I realise this has been discussed elsewhere on the forum but I’m coming across conflicting opinions.
H&W self -settled their main residence into a RPT which specifically gave each the right to occupy during their lifetime. Both have now died and the trust is now a discretionary one. IHT is not in point.
The intention is to sell the property and give the funds outright to A&B, two of the beneficiaries.
At present, the majority of the gain should qualify for PPR but they don’t intend to sell for a while yet so that may change.
Hold over relief wasn’t available on the way in to the trust but should be on the way out. I understand that it’s not possible to claim PPR after claiming holdover however I’ve seen opinion that indicates that the trustees could appoint the fund to the two beneficiaries, claim PPR for the period where the life tenants occupied the property and hold-over that part of the gain not covered by PPR. Is this possible? On what basis?

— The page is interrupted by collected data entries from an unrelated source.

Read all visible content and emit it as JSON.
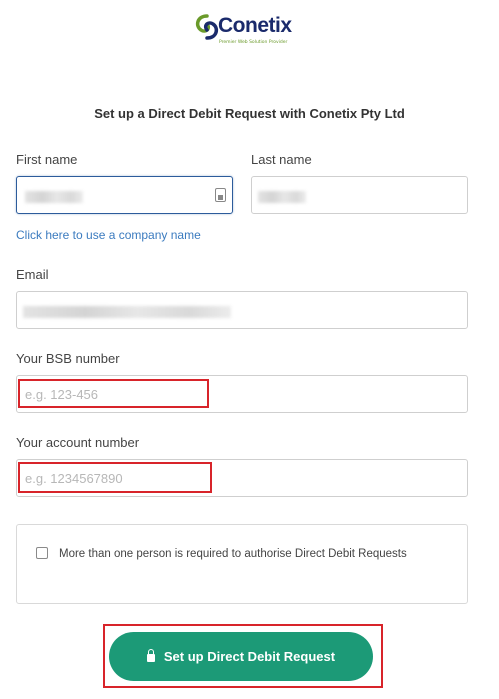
{
  "brand": {
    "name": "Conetix",
    "tagline": "Premier Web Solution Provider"
  },
  "form": {
    "title": "Set up a Direct Debit Request with Conetix Pty Ltd",
    "first_name": {
      "label": "First name",
      "value": ""
    },
    "last_name": {
      "label": "Last name",
      "value": ""
    },
    "company_link": "Click here to use a company name",
    "email": {
      "label": "Email",
      "value": ""
    },
    "bsb": {
      "label": "Your BSB number",
      "placeholder": "e.g. 123-456"
    },
    "account": {
      "label": "Your account number",
      "placeholder": "e.g. 1234567890"
    },
    "multi_auth": {
      "checked": false,
      "text": "More than one person is required to authorise Direct Debit Requests"
    },
    "submit_label": "Set up Direct Debit Request"
  },
  "colors": {
    "accent": "#1c9a77",
    "link": "#3b7bbf",
    "highlight": "#d8242a",
    "focus": "#2d5c9b",
    "logo_text": "#1a2a6b",
    "logo_green": "#6a9a2a"
  },
  "icons": {
    "field_icon": "keyboard-icon",
    "submit_icon": "lock-icon"
  }
}
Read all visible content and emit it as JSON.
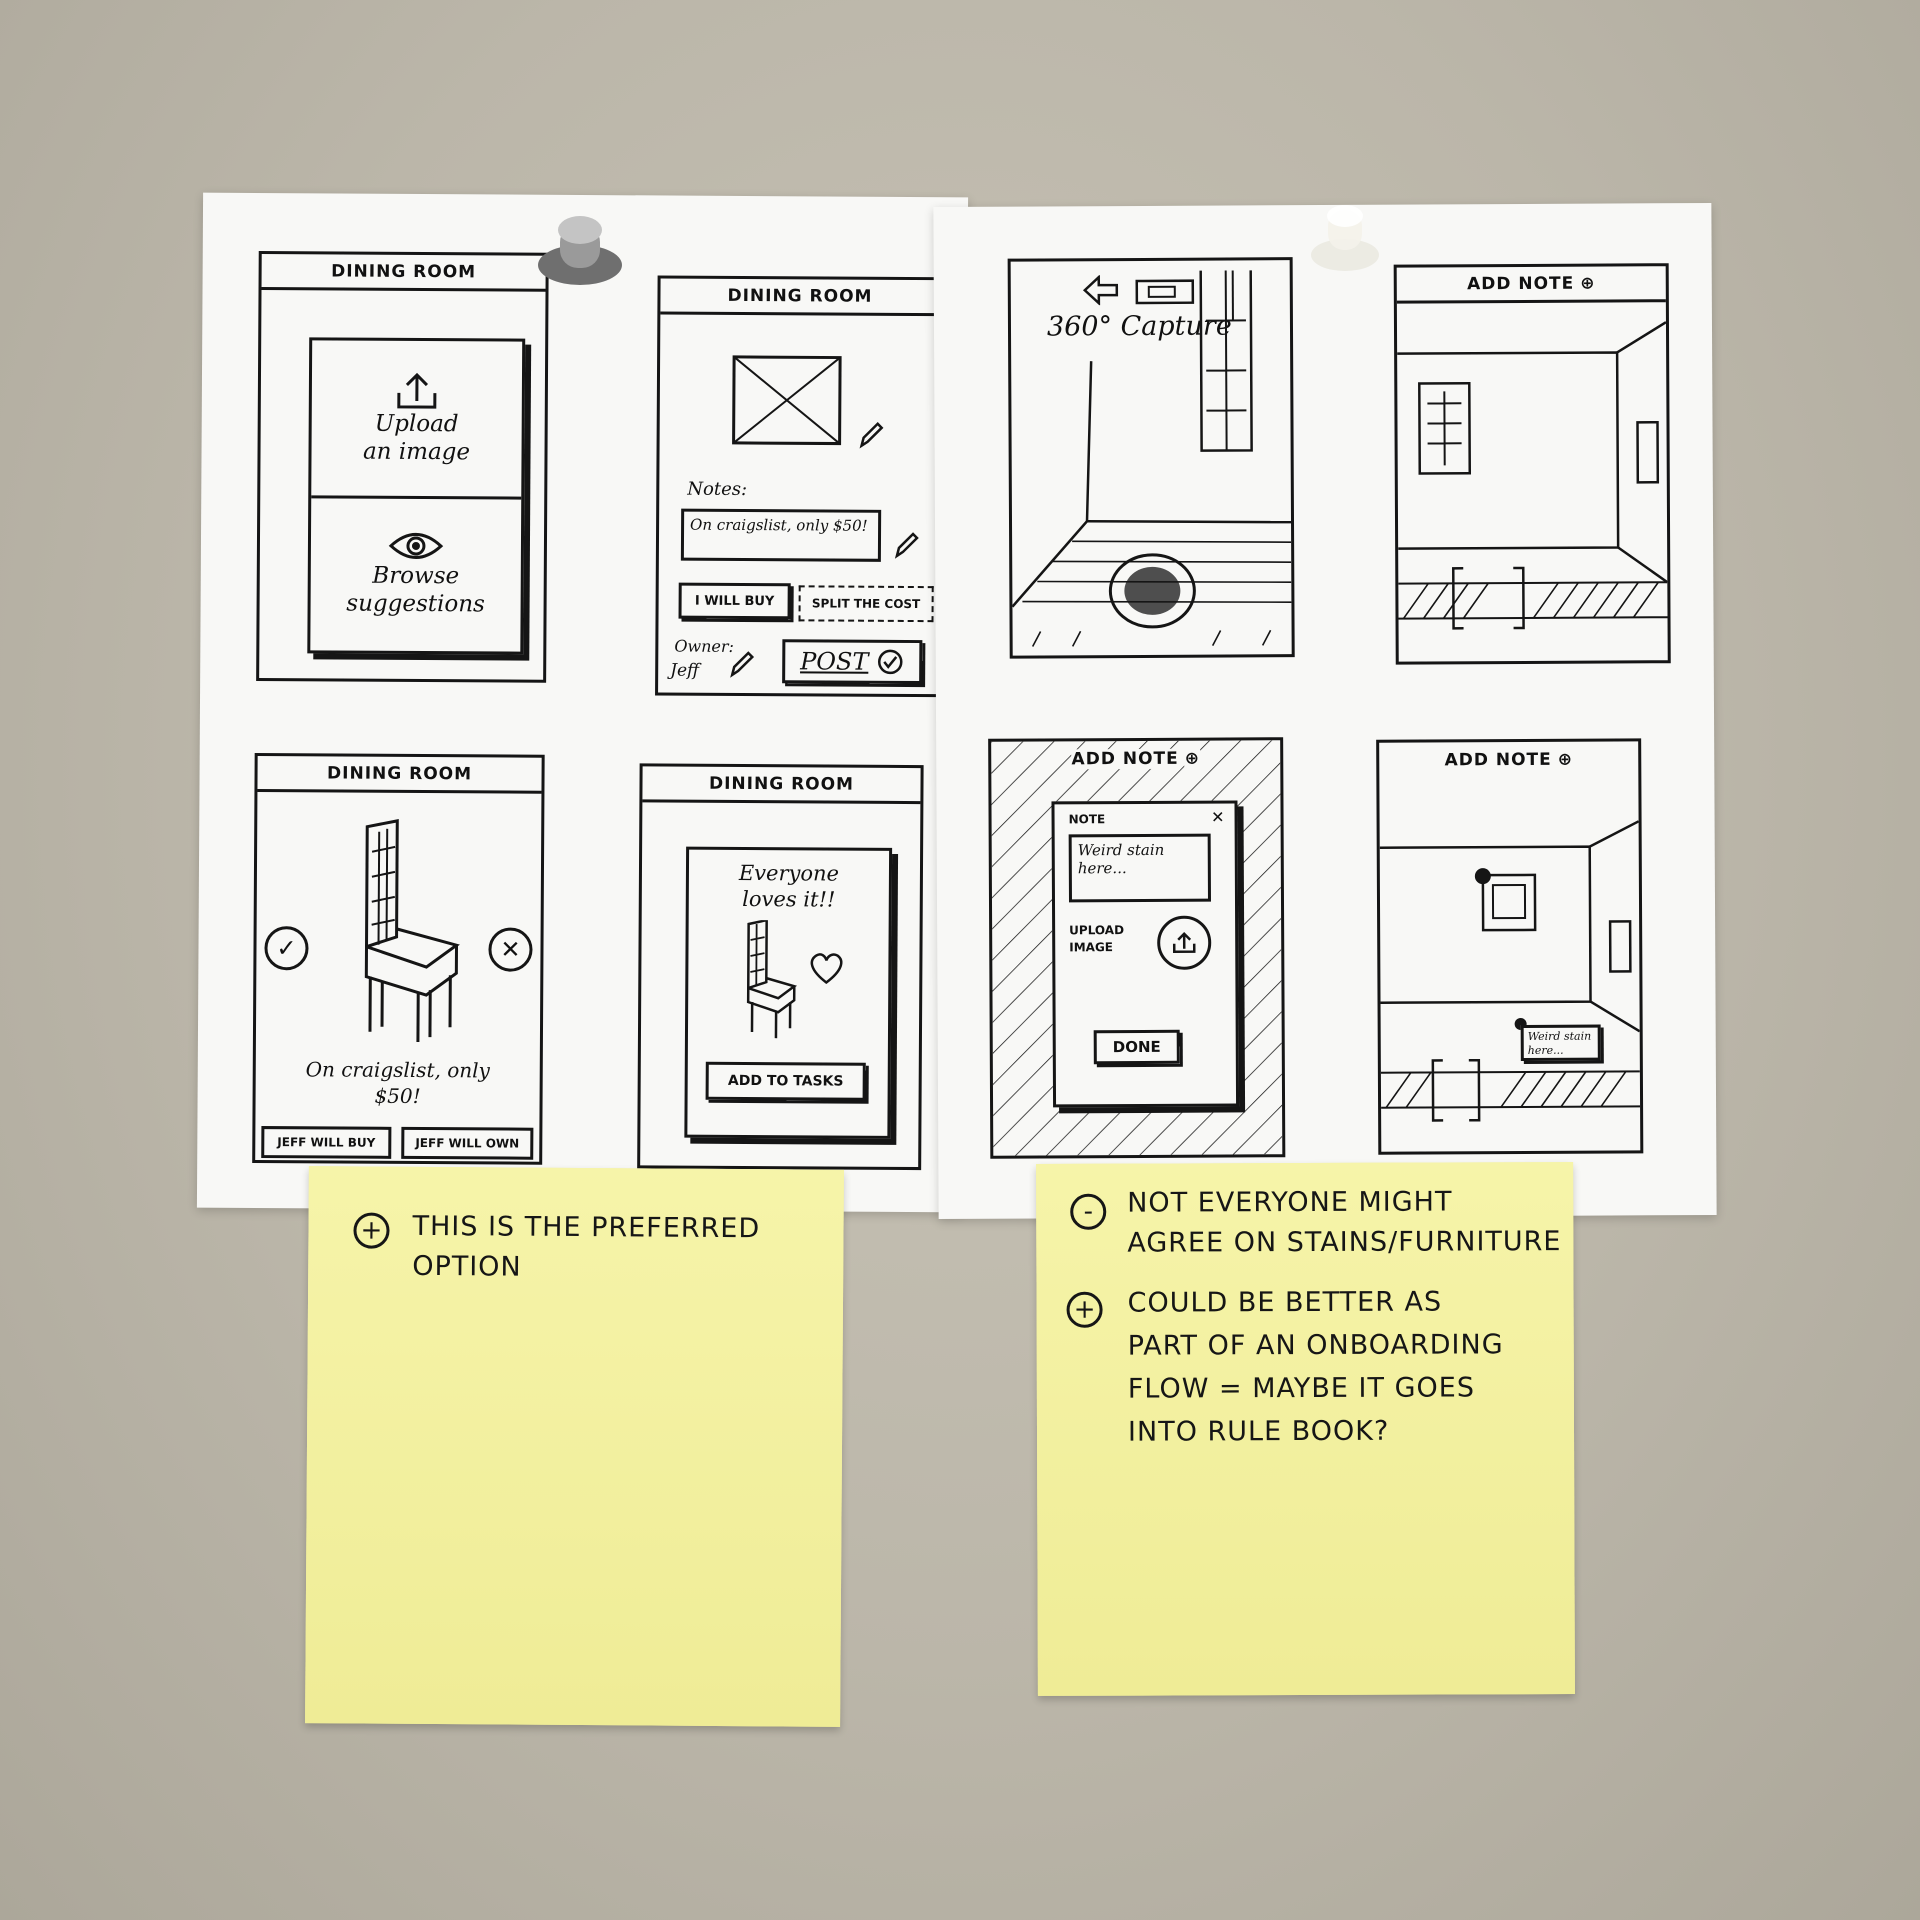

This is anti-avoidance and can have a nasty disproportionate outcome.
If the trustees claim hold-over relief for their gain, however small, the gain on the appointee’s later disposal will NOT be entitled to any PPRR regardless of the size of it and how the gain accrued, even if overwhelmingly after the appointment. The appointee can in turn claim hold-over relief but their transferee would face the same issue. Of course if the appointee retained the asset until their death any gain would be wiped out under s.62(1). A sale during lifetime would however trigger the entire gain as taxable.
The disposal BY the trustees is not denied hold-over relief under s.169B despite the trust having been at any point self-interested under s.169F.
TCGA 1992 s 169B-169C disapplies holdover relief for transfers to a Trust if the Trust is settlor-interested. I cannot see that it is denied on transfers out of a settlor-interested Trust.
If the trustees sell, it is likely, based on the points mentioned, that PPR relief could be claimed in respect of the period the property was occupied by the beneficiaries (H&W). There may then be CGT on any remaining element.
If the trustees appoint the property to the two current beneficiaries before sale, PPR could still be claimed as above, but holdover relief could be claimed on any remaining gain under s.260. The two current beneficiaries would then be taxed on the remaining gain.
Samantha, do you accept that if the trustees claim s.260 hold over relief on the gain however small the appointee cannot claim PPRR on a later disposal?
The trustees’ disposal would surely be the “earlier disposal” and the appointee’s disposal the “later disposal” per s.226A(2)(a) or (3)(a) and the relief is denied for the entire gain on the later disposal whatever the size of the held over gain. It is not simply clawed back.
Your final paragraph seems to suggest something different.
Yes, I agree. The transfer to A&B would be a deemed disposal, against which the Trust would claim PPR relief (in respect of H&W occupation) and then holdover relief.
If A&B later sell the property, they would be taxed on any gain since transfer and would not be able to claim PPR, even if they later live in the property.
I must say that this is a draconian penalty. It surely would have been sufficient to have denied relief for the held-over gain on the later disposal. And an elephant trap.